In inglese si staccano due titoli. Tupac Shakur: The Authorized Biography di Staci Robinson (2023) è la biografia autorizzata dagli eredi, nutrita di archivi familiari e dei quaderni; accompagna il documentario Dear Mama di Allen Hughes, di cui parlo nella mia guida agli album postumi. Holler If You Hear Me di Michael Eric Dyson (2001) è meno una biografia che un saggio su ciò che Tupac rappresenta; brillante, a tratti discutibile, sempre stimolante.

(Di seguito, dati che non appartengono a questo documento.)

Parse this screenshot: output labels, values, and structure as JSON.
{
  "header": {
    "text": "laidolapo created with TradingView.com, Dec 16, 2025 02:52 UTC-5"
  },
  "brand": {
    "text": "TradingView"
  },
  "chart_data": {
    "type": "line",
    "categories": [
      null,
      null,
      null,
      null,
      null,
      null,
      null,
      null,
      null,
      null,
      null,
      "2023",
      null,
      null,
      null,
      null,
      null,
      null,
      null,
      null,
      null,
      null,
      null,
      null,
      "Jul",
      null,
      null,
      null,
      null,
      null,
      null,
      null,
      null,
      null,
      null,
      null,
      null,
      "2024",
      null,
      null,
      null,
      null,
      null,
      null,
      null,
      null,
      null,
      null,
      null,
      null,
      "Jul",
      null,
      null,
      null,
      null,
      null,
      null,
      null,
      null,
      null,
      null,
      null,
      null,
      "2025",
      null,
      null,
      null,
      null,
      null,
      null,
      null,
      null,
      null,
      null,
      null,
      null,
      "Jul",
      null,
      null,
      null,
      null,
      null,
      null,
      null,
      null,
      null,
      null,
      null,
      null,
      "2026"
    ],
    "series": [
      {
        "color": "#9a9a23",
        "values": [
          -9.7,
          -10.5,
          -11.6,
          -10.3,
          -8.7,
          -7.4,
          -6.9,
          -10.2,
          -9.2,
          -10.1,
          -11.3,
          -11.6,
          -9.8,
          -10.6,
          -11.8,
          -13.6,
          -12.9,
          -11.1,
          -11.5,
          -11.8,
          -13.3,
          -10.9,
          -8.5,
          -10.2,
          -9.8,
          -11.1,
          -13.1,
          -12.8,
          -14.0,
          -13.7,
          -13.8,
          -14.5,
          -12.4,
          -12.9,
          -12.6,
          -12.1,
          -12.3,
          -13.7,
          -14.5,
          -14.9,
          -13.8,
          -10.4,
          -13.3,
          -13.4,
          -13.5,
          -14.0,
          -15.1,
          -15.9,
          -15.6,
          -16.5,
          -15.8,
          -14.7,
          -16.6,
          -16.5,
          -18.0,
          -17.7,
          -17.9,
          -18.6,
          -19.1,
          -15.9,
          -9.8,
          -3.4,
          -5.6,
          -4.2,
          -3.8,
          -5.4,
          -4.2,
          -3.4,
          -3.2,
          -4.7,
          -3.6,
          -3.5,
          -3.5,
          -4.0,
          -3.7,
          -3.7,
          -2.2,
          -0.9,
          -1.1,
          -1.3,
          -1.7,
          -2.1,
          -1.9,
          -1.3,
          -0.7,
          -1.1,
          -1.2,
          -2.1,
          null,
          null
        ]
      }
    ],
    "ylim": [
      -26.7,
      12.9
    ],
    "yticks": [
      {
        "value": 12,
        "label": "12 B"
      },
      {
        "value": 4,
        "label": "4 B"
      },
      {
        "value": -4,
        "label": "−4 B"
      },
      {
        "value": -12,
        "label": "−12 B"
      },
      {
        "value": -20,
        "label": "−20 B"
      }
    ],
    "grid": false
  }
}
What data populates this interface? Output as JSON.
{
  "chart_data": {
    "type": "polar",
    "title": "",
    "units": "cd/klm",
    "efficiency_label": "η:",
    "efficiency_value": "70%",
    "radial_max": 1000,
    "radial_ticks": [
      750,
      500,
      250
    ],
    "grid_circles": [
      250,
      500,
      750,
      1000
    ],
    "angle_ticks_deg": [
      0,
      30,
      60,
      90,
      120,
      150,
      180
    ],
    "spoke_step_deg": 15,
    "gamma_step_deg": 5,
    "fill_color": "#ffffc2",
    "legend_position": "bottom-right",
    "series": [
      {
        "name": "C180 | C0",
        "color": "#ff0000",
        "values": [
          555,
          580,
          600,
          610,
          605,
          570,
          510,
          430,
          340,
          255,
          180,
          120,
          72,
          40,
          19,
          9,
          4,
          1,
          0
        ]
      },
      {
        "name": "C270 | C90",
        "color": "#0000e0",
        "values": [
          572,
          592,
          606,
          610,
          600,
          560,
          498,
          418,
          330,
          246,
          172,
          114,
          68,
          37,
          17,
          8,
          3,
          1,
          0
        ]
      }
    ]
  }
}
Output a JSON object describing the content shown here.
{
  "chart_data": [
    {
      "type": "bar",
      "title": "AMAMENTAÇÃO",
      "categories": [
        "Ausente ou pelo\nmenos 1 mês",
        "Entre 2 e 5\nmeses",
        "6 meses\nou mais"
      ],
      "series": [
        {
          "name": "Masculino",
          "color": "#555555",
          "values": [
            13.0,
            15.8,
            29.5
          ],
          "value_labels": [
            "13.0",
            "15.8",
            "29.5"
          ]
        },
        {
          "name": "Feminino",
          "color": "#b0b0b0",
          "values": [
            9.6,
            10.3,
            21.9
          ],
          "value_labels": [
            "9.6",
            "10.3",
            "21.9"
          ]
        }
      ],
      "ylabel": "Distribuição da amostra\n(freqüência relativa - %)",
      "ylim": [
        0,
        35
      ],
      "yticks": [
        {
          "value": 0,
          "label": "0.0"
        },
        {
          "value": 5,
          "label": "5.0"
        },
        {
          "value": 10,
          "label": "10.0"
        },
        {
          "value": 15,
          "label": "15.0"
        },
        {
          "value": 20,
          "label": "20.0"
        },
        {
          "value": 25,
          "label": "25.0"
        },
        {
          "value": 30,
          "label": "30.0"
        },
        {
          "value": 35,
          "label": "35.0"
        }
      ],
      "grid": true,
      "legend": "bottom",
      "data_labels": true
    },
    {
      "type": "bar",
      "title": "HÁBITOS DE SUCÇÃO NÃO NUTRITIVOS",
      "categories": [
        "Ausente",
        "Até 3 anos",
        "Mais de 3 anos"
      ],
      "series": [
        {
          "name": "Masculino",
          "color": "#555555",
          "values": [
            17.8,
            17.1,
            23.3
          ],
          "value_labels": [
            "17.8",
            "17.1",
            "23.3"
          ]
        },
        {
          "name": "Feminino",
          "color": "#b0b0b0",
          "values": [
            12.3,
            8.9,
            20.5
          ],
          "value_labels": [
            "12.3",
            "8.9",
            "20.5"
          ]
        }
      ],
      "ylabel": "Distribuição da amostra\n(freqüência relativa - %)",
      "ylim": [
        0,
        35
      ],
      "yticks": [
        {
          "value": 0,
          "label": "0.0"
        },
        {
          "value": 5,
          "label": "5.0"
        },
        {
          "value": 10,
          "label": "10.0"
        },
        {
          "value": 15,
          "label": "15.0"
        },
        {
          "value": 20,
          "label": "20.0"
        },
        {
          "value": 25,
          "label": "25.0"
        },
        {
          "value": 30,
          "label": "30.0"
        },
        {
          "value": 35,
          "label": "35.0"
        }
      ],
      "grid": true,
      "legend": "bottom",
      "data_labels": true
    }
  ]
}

Esistono anche raccolte di interviste, tra cui Tupac: Resurrection, tratta dal documentario del 2003, costruita a partire dalle sue stesse parole. Prudenza invece con la massa di libri sensazionalistici sulla sua morte: le teorie vi sostituiscono spesso le fonti, e in quel reparto preferisco non consigliare nulla.
In italiano, come in francese, l’offerta è più magra: biografie e saggi di qualità variabile, oltre alle edizioni bilingui della raccolta. Controlla la data di pubblicazione e le fonti citate prima di comprare, i lavori recenti migliori si appoggiano agli archivi aperti dopo Dear Mama. E se dovessi possedere un solo libro, sarebbe la raccolta bilingue. È l’unico in cui senti la sua voce senza intermediari, quella di prima dei processi, di prima di Death Row, di prima della leggenda. Un ragazzo di diciannove anni, una penna, e già tutto.